Another, perhaps even more serious problem is that the economic parameter – the financial offer for the implementation of the projects – was not taken as a criterion for the selection of bidders at all. Namely, bidders are ranked by points (maximum 100 points) which are awarded based on four criteria: 1. Business (offered total installed power of battery systems), 2. Human resources (number of engineers with required licenses and installation technicians), 3. Warranty period (refers to the warranty on key components, such as: panels, inverters, transformers and batteries) and 4. Technical characteristics (also refers to the mentioned key components).

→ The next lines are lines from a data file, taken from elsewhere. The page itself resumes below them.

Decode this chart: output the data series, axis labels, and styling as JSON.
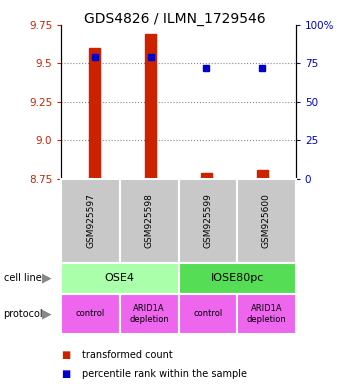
{
  "title": "GDS4826 / ILMN_1729546",
  "samples": [
    "GSM925597",
    "GSM925598",
    "GSM925599",
    "GSM925600"
  ],
  "transformed_counts": [
    9.6,
    9.69,
    8.785,
    8.805
  ],
  "percentile_ranks": [
    79,
    79,
    72,
    72
  ],
  "ylim_left": [
    8.75,
    9.75
  ],
  "ylim_right": [
    0,
    100
  ],
  "yticks_left": [
    8.75,
    9.0,
    9.25,
    9.5,
    9.75
  ],
  "yticks_right": [
    0,
    25,
    50,
    75,
    100
  ],
  "ytick_labels_right": [
    "0",
    "25",
    "50",
    "75",
    "100%"
  ],
  "bar_color": "#cc2200",
  "dot_color": "#0000cc",
  "left_tick_color": "#cc2200",
  "right_tick_color": "#0000cc",
  "sample_box_color": "#c8c8c8",
  "cell_line_groups": [
    {
      "name": "OSE4",
      "cols": [
        0,
        1
      ],
      "color": "#aaffaa"
    },
    {
      "name": "IOSE80pc",
      "cols": [
        2,
        3
      ],
      "color": "#55dd55"
    }
  ],
  "protocols": [
    "control",
    "ARID1A\ndepletion",
    "control",
    "ARID1A\ndepletion"
  ],
  "protocol_color": "#ee66ee"
}
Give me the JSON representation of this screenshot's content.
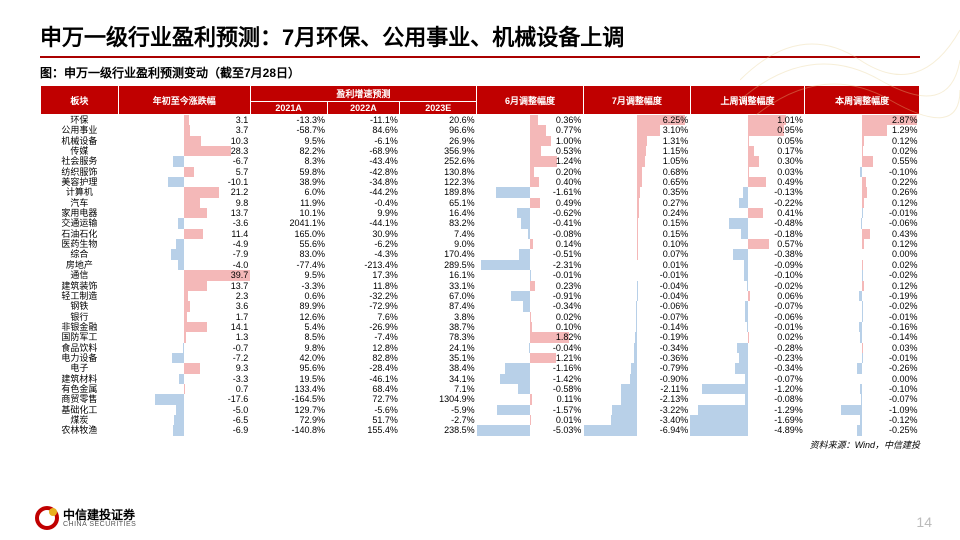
{
  "title": "申万一级行业盈利预测：7月环保、公用事业、机械设备上调",
  "subtitle": "图：申万一级行业盈利预测变动（截至7月28日）",
  "source": "资料来源：Wind，中信建投",
  "page": "14",
  "logo": {
    "cn": "中信建投证券",
    "en": "CHINA SECURITIES"
  },
  "colors": {
    "headerBg": "#c00000",
    "pos": "#f4b8b8",
    "neg": "#b8d0e8",
    "border": "#fff"
  },
  "header": {
    "cat": "板块",
    "ytd": "年初至今涨跌幅",
    "fcGroup": "盈利增速预测",
    "y21": "2021A",
    "y22": "2022A",
    "y23": "2023E",
    "m6": "6月调整幅度",
    "m7": "7月调整幅度",
    "wP": "上周调整幅度",
    "wN": "本周调整幅度"
  },
  "barScale": {
    "ytd": 40,
    "m6": 2.5,
    "m7": 7,
    "wP": 1.5,
    "wN": 3
  },
  "rows": [
    {
      "cat": "环保",
      "ytd": 3.1,
      "y21": "-13.3%",
      "y22": "-11.1%",
      "y23": "20.6%",
      "m6": 0.36,
      "m7": 6.25,
      "wP": 1.01,
      "wN": 2.87
    },
    {
      "cat": "公用事业",
      "ytd": 3.7,
      "y21": "-58.7%",
      "y22": "84.6%",
      "y23": "96.6%",
      "m6": 0.77,
      "m7": 3.1,
      "wP": 0.95,
      "wN": 1.29
    },
    {
      "cat": "机械设备",
      "ytd": 10.3,
      "y21": "9.5%",
      "y22": "-6.1%",
      "y23": "26.9%",
      "m6": 1.0,
      "m7": 1.31,
      "wP": 0.05,
      "wN": 0.12
    },
    {
      "cat": "传媒",
      "ytd": 28.3,
      "y21": "82.2%",
      "y22": "-68.9%",
      "y23": "356.9%",
      "m6": 0.53,
      "m7": 1.15,
      "wP": 0.17,
      "wN": 0.02
    },
    {
      "cat": "社会服务",
      "ytd": -6.7,
      "y21": "8.3%",
      "y22": "-43.4%",
      "y23": "252.6%",
      "m6": 1.24,
      "m7": 1.05,
      "wP": 0.3,
      "wN": 0.55
    },
    {
      "cat": "纺织服饰",
      "ytd": 5.7,
      "y21": "59.8%",
      "y22": "-42.8%",
      "y23": "130.8%",
      "m6": 0.2,
      "m7": 0.68,
      "wP": 0.03,
      "wN": -0.1
    },
    {
      "cat": "美容护理",
      "ytd": -10.1,
      "y21": "38.9%",
      "y22": "-34.8%",
      "y23": "122.3%",
      "m6": 0.4,
      "m7": 0.65,
      "wP": 0.49,
      "wN": 0.22
    },
    {
      "cat": "计算机",
      "ytd": 21.2,
      "y21": "6.0%",
      "y22": "-44.2%",
      "y23": "189.8%",
      "m6": -1.61,
      "m7": 0.35,
      "wP": -0.13,
      "wN": 0.26
    },
    {
      "cat": "汽车",
      "ytd": 9.8,
      "y21": "11.9%",
      "y22": "-0.4%",
      "y23": "65.1%",
      "m6": 0.49,
      "m7": 0.27,
      "wP": -0.22,
      "wN": 0.12
    },
    {
      "cat": "家用电器",
      "ytd": 13.7,
      "y21": "10.1%",
      "y22": "9.9%",
      "y23": "16.4%",
      "m6": -0.62,
      "m7": 0.24,
      "wP": 0.41,
      "wN": -0.01
    },
    {
      "cat": "交通运输",
      "ytd": -3.6,
      "y21": "2041.1%",
      "y22": "-44.1%",
      "y23": "83.2%",
      "m6": -0.41,
      "m7": 0.15,
      "wP": -0.48,
      "wN": -0.06
    },
    {
      "cat": "石油石化",
      "ytd": 11.4,
      "y21": "165.0%",
      "y22": "30.9%",
      "y23": "7.4%",
      "m6": -0.08,
      "m7": 0.15,
      "wP": -0.18,
      "wN": 0.43
    },
    {
      "cat": "医药生物",
      "ytd": -4.9,
      "y21": "55.6%",
      "y22": "-6.2%",
      "y23": "9.0%",
      "m6": 0.14,
      "m7": 0.1,
      "wP": 0.57,
      "wN": 0.12
    },
    {
      "cat": "综合",
      "ytd": -7.9,
      "y21": "83.0%",
      "y22": "-4.3%",
      "y23": "170.4%",
      "m6": -0.51,
      "m7": 0.07,
      "wP": -0.38,
      "wN": 0.0
    },
    {
      "cat": "房地产",
      "ytd": -4.0,
      "y21": "-77.4%",
      "y22": "-213.4%",
      "y23": "289.5%",
      "m6": -2.31,
      "m7": 0.01,
      "wP": -0.09,
      "wN": 0.02
    },
    {
      "cat": "通信",
      "ytd": 39.7,
      "y21": "9.5%",
      "y22": "17.3%",
      "y23": "16.1%",
      "m6": -0.01,
      "m7": -0.01,
      "wP": -0.1,
      "wN": -0.02
    },
    {
      "cat": "建筑装饰",
      "ytd": 13.7,
      "y21": "-3.3%",
      "y22": "11.8%",
      "y23": "33.1%",
      "m6": 0.23,
      "m7": -0.04,
      "wP": -0.02,
      "wN": 0.12
    },
    {
      "cat": "轻工制造",
      "ytd": 2.3,
      "y21": "0.6%",
      "y22": "-32.2%",
      "y23": "67.0%",
      "m6": -0.91,
      "m7": -0.04,
      "wP": 0.06,
      "wN": -0.19
    },
    {
      "cat": "钢铁",
      "ytd": 3.6,
      "y21": "89.9%",
      "y22": "-72.9%",
      "y23": "87.4%",
      "m6": -0.34,
      "m7": -0.06,
      "wP": -0.07,
      "wN": -0.02
    },
    {
      "cat": "银行",
      "ytd": 1.7,
      "y21": "12.6%",
      "y22": "7.6%",
      "y23": "3.8%",
      "m6": 0.02,
      "m7": -0.07,
      "wP": -0.06,
      "wN": -0.01
    },
    {
      "cat": "非银金融",
      "ytd": 14.1,
      "y21": "5.4%",
      "y22": "-26.9%",
      "y23": "38.7%",
      "m6": 0.1,
      "m7": -0.14,
      "wP": -0.01,
      "wN": -0.16
    },
    {
      "cat": "国防军工",
      "ytd": 1.3,
      "y21": "8.5%",
      "y22": "-7.4%",
      "y23": "78.3%",
      "m6": 1.82,
      "m7": -0.19,
      "wP": 0.02,
      "wN": -0.14
    },
    {
      "cat": "食品饮料",
      "ytd": -0.7,
      "y21": "9.8%",
      "y22": "12.8%",
      "y23": "24.1%",
      "m6": -0.04,
      "m7": -0.34,
      "wP": -0.28,
      "wN": 0.03
    },
    {
      "cat": "电力设备",
      "ytd": -7.2,
      "y21": "42.0%",
      "y22": "82.8%",
      "y23": "35.1%",
      "m6": 1.21,
      "m7": -0.36,
      "wP": -0.23,
      "wN": -0.01
    },
    {
      "cat": "电子",
      "ytd": 9.3,
      "y21": "95.6%",
      "y22": "-28.4%",
      "y23": "38.4%",
      "m6": -1.16,
      "m7": -0.79,
      "wP": -0.34,
      "wN": -0.26
    },
    {
      "cat": "建筑材料",
      "ytd": -3.3,
      "y21": "19.5%",
      "y22": "-46.1%",
      "y23": "34.1%",
      "m6": -1.42,
      "m7": -0.9,
      "wP": -0.07,
      "wN": 0.0
    },
    {
      "cat": "有色金属",
      "ytd": 0.7,
      "y21": "133.4%",
      "y22": "68.4%",
      "y23": "7.1%",
      "m6": -0.58,
      "m7": -2.11,
      "wP": -1.2,
      "wN": -0.1
    },
    {
      "cat": "商贸零售",
      "ytd": -17.6,
      "y21": "-164.5%",
      "y22": "72.7%",
      "y23": "1304.9%",
      "m6": 0.11,
      "m7": -2.13,
      "wP": -0.08,
      "wN": -0.07
    },
    {
      "cat": "基础化工",
      "ytd": -5.0,
      "y21": "129.7%",
      "y22": "-5.6%",
      "y23": "-5.9%",
      "m6": -1.57,
      "m7": -3.22,
      "wP": -1.29,
      "wN": -1.09
    },
    {
      "cat": "煤炭",
      "ytd": -6.5,
      "y21": "72.9%",
      "y22": "51.7%",
      "y23": "-2.7%",
      "m6": 0.01,
      "m7": -3.4,
      "wP": -1.69,
      "wN": -0.12
    },
    {
      "cat": "农林牧渔",
      "ytd": -6.9,
      "y21": "-140.8%",
      "y22": "155.4%",
      "y23": "238.5%",
      "m6": -5.03,
      "m7": -6.94,
      "wP": -4.89,
      "wN": -0.25
    }
  ]
}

However, the offered price is not at all a criterion for deciding and choosing a bidder. Thus, hypothetically, it would be possible that in the event that one bidder who collects 87 points and offers to implement the project for the amount of 2 billion euros, he would be ahead of the bidder who collected 86 points and made an offer of 700 million euros, only because he gave a year shorter warranty on the battery. This is especially strange when you take into account the value of such a project, as well as the fact that in practice, when it comes to the implementation of public procurements that are implemented under the law of the same name in the Republic of Serbia (the application of which is excluded here), the lowest submitted offer is taken as a key criterion when selecting a bidder.
Finally, the legal framework established by the Law on the Use of Renewable Energy Sources is such that, in a specific case, the Government of Serbia could declare this project as a project of importance for the Republic of Serbia and determine the public interest in the expropriation of sites for the construction of these plants, and construction in protected areas, including here even the 1st degree of protection, which directly overrides the application of other positive regulations of the Republic of Serbia.